An Austrian project is set to use blockchain to help find waste heat hotspots in the cities of Vienna and Graz.
Launched by the Austrian Institute of Technology (AIT) on May 12, HotCity is creating a gamification system to crowdsource hotspots around the city and channel them to provide public heating.
The platform will use the Ignis blockchain, part of the Ardor ecosystem developed by Swiss company Jelurida.
Sustainability in Austrian cities
Vienna hosts one of Europe’s largest district heating networks, which provides hot water through centralized heating lines in the city.
One of the benefits of such a system is the ability to use waste heat from industrial processes to provide consumers with energy. This has an obvious impact on energy efficiency and CO2 emissions. Viennese energy providers claim a reduction of 75% in energy consumption thanks to this system.

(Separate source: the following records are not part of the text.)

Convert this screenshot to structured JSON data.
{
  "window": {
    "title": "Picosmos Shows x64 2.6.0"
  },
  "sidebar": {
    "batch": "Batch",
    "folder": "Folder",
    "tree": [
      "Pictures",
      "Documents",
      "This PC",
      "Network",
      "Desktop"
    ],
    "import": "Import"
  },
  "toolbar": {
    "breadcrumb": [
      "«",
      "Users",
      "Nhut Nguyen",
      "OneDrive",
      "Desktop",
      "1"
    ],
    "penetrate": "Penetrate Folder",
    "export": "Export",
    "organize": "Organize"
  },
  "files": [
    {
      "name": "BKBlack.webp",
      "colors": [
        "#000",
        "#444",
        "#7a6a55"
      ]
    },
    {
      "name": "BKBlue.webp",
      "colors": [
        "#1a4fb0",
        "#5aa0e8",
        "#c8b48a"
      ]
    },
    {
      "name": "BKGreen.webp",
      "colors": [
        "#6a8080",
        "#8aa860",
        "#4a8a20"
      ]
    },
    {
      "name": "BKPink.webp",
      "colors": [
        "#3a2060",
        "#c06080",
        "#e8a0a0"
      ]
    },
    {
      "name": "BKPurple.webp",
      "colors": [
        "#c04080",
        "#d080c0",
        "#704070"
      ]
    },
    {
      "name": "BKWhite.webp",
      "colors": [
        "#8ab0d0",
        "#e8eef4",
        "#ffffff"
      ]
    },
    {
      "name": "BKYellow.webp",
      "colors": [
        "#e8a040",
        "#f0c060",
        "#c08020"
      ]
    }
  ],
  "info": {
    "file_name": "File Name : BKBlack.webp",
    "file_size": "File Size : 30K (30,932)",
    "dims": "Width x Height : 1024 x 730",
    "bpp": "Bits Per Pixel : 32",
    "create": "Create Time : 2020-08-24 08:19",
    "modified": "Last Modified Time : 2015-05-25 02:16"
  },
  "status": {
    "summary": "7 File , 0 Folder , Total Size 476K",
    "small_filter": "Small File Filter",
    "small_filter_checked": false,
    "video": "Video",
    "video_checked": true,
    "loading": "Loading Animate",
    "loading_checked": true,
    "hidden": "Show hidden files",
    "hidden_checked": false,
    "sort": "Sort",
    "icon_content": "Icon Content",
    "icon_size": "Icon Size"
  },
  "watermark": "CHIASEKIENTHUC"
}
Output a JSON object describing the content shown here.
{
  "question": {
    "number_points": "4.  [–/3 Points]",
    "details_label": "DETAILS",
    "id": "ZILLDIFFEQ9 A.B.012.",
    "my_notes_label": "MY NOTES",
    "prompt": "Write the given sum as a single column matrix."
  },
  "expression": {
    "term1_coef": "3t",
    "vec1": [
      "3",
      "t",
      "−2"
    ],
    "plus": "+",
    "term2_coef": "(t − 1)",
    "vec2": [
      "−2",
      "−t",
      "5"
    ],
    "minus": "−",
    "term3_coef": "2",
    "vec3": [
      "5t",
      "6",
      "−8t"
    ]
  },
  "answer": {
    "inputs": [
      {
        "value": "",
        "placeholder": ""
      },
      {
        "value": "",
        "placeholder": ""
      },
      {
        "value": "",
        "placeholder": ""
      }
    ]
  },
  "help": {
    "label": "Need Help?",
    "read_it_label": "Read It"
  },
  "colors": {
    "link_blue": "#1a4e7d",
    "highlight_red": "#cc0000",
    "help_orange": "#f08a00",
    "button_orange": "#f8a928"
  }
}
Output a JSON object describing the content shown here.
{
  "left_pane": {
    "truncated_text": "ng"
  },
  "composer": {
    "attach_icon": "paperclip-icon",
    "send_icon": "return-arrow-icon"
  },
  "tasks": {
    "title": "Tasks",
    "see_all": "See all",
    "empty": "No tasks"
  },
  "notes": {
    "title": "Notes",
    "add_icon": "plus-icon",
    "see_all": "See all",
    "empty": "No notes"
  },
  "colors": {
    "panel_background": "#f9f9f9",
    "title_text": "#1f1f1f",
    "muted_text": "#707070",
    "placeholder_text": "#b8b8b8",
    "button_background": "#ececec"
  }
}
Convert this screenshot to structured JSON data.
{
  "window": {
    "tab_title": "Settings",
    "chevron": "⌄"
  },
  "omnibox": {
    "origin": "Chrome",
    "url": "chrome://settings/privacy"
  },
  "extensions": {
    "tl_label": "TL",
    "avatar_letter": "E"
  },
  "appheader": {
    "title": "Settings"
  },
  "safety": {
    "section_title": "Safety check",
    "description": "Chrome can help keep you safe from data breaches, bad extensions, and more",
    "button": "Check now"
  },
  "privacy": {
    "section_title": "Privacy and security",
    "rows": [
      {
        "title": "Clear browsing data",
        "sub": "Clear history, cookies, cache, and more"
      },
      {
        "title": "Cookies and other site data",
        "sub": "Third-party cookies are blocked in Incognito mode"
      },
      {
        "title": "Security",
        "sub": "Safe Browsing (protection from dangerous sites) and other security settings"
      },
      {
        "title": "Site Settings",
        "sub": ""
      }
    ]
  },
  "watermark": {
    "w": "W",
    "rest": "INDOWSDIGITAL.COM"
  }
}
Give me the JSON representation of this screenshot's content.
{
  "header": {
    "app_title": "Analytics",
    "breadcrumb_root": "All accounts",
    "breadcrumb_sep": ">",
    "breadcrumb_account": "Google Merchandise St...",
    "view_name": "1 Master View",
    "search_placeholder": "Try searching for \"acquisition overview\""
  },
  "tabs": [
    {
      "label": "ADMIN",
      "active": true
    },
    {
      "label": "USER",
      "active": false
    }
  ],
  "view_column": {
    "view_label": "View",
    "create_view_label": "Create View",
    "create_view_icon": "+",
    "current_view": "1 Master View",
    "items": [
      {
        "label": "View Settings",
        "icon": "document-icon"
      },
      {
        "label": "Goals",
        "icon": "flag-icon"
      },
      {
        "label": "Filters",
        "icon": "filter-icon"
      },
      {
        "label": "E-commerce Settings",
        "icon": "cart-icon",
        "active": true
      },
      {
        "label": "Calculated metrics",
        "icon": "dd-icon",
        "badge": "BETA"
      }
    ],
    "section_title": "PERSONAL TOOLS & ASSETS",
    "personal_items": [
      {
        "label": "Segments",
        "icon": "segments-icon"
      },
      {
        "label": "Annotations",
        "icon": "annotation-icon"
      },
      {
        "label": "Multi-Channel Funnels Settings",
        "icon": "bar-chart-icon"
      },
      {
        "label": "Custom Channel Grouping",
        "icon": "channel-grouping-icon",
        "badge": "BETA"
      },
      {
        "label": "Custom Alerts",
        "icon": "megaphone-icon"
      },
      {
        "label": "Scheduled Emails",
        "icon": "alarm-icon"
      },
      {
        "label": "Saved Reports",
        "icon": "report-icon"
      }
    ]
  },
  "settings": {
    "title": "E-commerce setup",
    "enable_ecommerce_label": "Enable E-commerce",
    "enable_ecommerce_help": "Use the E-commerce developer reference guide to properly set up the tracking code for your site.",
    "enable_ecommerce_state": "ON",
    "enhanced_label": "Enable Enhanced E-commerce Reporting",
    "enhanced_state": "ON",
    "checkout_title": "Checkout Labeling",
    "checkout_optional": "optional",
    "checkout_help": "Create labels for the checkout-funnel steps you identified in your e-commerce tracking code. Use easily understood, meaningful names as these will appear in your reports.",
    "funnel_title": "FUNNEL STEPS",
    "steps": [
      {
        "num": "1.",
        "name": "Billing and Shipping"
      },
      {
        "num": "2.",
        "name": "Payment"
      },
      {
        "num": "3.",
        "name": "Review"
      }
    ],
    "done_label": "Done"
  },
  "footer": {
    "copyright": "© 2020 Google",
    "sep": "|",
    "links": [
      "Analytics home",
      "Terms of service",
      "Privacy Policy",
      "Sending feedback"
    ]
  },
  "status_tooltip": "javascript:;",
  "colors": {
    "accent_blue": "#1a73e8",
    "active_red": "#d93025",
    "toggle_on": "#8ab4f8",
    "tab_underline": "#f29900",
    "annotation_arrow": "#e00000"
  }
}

“Plus-energy districts” that produce more heat energy than they consume can generally feed some of that waste heat into the grid, increasing efficiency.
But while large sources of waste heat, like large factories and data centers, are easy to identify, smaller sources remain untapped.
The HotCity project would thus help form precise and granular data sets that could help improve urban planning in Austria. The project received a 310,000 Euro grant from the Austrian Federal Ministry for Climate Action, Environment, Energy, Mobility, Innovation, and Technology.
Dr. Ernst Gebetsroither-Geringer, the HotCity project lead from the AIT, told Cointelegraph that Vienna is estimated to produce 400 Gigawatt Hours of usable waste heat. Though not all of it will be economical to use, this is what the HotCity project is about:
“The idea is to develop a method with gamification to estimate the potentials […] The crowdsourcing does not recover the waste heat it ‘only’ shows the potentials which exist.”
How it works
The HotCity platform aims to make collecting the necessary data “voluntary and playful,” rewarding the users with tokens that can be redeemed for goods and services. The citizens can submit the information with an app by doing physical on-site inspections, or even just scanning photos and Google Maps.
As Gebetsroither-Geringer explained, blockchain is used both to secure the data and make it private, while also facilitating the exchange of tokens into specific vouchers.
He speculated that use of blockchain could extend further than that:
[Blockchain] could also be used by prosumers (small energy waste producers) if they want to sell their waste energy and use smart contracts and blockchain to do this. But this use of blockchain to sell the waste heat is not implemented in HotCity.”
The project will be tested in Vienna and Graz for the next heating season in October 2020, after plans for an early 2020 pilot were delayed by the Coronavirus pandemic.